James Edmonds

Personal information
- Full name: James William Edmonds
- Born: 4 June 1951 Smethwick, Staffordshire, England
- Died: 14 June 2011 (aged 60) Sutton Coldfield, Warwickshire, England
- Batting: Right-handed
- Bowling: Left-arm fast-medium

Domestic team information
- 1975: Lancashire

Career statistics
| Competition | First-class |
| Matches | 1 |
| Runs scored | – |
| Batting average | – |
| 100s/50s | –/– |
| Top score | – |
| Balls bowled | 215 |
| Wickets | 3 |
| Bowling average | 27.33 |
| 5 wickets in innings | – |
| 10 wickets in match | – |
| Best bowling | 3/52 |
| Catches/stumpings | –/– |
- Source: Cricinfo, 16 June 2012

= James Edmonds (cricketer) =

English cricketer

James William Edmonds (4 June 1951 – 14 June 2011) was an English cricketer. Edmonds was a right-handed batsman who bowled left-arm fast-medium. He was born at Smethwick, Staffordshire.
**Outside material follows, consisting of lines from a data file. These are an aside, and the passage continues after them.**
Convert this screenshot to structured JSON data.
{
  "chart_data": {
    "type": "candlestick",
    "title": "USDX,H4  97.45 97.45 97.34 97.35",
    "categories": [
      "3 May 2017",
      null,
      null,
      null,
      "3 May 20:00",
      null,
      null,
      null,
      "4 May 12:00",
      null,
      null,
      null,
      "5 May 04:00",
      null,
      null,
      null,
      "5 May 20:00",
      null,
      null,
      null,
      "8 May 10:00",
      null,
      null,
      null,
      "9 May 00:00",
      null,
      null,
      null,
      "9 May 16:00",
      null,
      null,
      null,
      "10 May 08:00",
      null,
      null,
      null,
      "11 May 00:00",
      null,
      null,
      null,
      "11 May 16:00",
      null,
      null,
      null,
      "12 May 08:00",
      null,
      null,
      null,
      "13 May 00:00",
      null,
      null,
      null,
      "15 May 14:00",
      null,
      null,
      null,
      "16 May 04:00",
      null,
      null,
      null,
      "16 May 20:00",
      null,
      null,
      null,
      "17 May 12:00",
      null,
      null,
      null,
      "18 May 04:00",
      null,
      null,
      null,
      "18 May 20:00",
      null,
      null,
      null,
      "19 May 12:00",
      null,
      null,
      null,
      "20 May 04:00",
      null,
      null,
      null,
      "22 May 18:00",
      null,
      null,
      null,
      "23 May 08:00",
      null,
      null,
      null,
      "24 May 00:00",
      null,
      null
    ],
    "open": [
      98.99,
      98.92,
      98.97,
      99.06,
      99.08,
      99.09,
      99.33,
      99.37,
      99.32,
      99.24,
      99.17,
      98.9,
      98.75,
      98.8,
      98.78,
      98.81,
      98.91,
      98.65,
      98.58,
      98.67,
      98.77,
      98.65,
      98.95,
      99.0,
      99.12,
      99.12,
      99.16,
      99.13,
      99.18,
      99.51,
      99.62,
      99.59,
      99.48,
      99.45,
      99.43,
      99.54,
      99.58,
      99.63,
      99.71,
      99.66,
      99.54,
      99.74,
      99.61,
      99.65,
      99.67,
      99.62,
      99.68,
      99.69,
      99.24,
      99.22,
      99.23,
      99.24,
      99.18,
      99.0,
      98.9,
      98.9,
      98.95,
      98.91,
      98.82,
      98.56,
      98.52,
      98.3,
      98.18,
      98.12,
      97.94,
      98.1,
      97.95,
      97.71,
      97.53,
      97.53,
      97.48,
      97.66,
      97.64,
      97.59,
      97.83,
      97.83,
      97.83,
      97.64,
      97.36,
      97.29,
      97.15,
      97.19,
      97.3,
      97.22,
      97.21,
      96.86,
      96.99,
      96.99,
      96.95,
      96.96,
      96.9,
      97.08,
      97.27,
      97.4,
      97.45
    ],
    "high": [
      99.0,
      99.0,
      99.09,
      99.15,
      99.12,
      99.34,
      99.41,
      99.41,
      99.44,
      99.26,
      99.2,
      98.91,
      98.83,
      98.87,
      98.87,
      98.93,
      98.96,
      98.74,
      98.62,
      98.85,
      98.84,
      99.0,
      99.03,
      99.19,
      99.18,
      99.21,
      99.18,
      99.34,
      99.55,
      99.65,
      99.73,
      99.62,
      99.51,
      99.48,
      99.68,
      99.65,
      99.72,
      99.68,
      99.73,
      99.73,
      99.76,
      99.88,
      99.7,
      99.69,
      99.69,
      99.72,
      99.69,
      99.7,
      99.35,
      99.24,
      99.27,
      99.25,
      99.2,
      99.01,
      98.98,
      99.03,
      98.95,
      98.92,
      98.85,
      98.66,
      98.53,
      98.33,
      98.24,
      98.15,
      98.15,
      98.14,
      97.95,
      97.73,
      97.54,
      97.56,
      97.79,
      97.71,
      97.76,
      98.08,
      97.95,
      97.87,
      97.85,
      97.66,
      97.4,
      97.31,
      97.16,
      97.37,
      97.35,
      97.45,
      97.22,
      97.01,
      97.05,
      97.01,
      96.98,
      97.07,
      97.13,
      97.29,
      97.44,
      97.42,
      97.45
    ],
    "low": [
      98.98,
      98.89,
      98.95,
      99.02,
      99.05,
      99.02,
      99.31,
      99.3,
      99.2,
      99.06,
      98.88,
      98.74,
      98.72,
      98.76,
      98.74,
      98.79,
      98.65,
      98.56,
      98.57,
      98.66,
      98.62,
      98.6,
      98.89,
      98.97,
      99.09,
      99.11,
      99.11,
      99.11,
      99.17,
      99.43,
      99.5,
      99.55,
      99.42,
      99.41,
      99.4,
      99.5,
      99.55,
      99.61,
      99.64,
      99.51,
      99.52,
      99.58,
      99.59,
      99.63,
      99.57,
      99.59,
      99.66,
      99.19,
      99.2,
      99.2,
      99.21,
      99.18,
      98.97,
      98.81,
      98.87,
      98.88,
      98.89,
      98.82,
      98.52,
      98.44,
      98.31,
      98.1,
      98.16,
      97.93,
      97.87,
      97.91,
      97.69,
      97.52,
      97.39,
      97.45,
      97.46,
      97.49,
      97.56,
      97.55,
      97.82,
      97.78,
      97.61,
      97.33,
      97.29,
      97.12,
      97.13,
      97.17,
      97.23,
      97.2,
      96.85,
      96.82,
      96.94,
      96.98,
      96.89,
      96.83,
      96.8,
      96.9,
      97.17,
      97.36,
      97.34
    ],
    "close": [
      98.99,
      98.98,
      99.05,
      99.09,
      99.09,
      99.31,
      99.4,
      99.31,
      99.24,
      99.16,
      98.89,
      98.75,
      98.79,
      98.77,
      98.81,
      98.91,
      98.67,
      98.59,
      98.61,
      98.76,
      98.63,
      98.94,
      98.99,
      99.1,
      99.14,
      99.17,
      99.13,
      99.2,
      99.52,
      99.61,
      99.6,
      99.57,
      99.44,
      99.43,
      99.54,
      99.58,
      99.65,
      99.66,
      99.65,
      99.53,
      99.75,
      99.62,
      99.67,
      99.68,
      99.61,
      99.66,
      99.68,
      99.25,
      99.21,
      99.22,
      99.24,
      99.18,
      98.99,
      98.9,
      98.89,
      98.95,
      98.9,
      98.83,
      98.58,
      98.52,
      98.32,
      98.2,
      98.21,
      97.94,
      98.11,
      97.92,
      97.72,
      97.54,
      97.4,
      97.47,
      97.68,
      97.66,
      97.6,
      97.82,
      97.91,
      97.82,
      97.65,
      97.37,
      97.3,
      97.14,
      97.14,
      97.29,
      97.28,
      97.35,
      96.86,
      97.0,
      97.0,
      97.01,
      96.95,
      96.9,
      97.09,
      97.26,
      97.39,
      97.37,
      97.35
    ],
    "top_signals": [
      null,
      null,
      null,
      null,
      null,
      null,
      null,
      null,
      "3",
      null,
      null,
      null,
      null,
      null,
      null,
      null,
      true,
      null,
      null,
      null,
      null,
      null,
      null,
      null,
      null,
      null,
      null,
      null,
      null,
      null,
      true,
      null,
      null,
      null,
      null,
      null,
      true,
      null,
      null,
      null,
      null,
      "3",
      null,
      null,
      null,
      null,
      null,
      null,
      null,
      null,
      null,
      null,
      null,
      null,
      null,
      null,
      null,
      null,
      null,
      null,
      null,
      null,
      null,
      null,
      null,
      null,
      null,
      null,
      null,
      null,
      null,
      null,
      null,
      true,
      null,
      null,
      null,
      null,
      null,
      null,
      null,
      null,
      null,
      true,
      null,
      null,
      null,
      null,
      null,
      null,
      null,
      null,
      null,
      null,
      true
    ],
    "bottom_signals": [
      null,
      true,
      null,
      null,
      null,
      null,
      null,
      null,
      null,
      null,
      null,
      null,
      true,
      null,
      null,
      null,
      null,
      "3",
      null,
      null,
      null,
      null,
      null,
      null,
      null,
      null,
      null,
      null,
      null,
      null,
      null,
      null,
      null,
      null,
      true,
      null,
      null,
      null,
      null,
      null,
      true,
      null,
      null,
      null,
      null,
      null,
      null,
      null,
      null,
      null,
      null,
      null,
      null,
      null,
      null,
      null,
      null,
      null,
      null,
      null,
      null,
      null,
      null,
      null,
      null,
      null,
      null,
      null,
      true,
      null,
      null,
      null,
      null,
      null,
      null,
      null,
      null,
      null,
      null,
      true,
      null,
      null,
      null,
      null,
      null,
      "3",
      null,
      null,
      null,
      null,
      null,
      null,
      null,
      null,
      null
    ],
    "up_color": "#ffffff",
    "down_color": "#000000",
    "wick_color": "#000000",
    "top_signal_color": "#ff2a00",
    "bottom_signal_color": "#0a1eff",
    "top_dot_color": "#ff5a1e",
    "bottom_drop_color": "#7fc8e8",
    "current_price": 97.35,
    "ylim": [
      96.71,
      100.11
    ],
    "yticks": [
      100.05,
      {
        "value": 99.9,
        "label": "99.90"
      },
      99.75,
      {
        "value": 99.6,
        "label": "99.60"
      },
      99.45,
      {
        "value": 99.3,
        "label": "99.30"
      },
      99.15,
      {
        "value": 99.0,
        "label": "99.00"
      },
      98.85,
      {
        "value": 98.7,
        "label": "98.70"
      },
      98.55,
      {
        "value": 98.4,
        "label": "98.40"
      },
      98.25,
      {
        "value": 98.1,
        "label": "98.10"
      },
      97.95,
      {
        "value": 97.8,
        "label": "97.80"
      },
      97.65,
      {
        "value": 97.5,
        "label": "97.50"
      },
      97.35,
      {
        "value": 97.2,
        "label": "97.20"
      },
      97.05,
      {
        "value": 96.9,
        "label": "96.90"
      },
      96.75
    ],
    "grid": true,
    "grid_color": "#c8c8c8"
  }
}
Edmonds made a single first-class appearance for Lancashire against Cambridge University at Fenner's in 1975. Cambridge University won the toss and elected to bat first, making 232 all out in their first-innings, during which Edmonds bowled 20.5 overs for 52, taking the wickets of Richard Smyth, Stephen Wookey, and Mark Allbrook. Lancashire then made 409 declared in their first-innings, during which Edmonds wasn't required to bat. Cambridge University reached 240/6 in their second-innings, at which point the match was declared a draw. This was his only major appearance for Lancashire.

He died at Sutton Coldfield, Warwickshire, on 14 June 2011.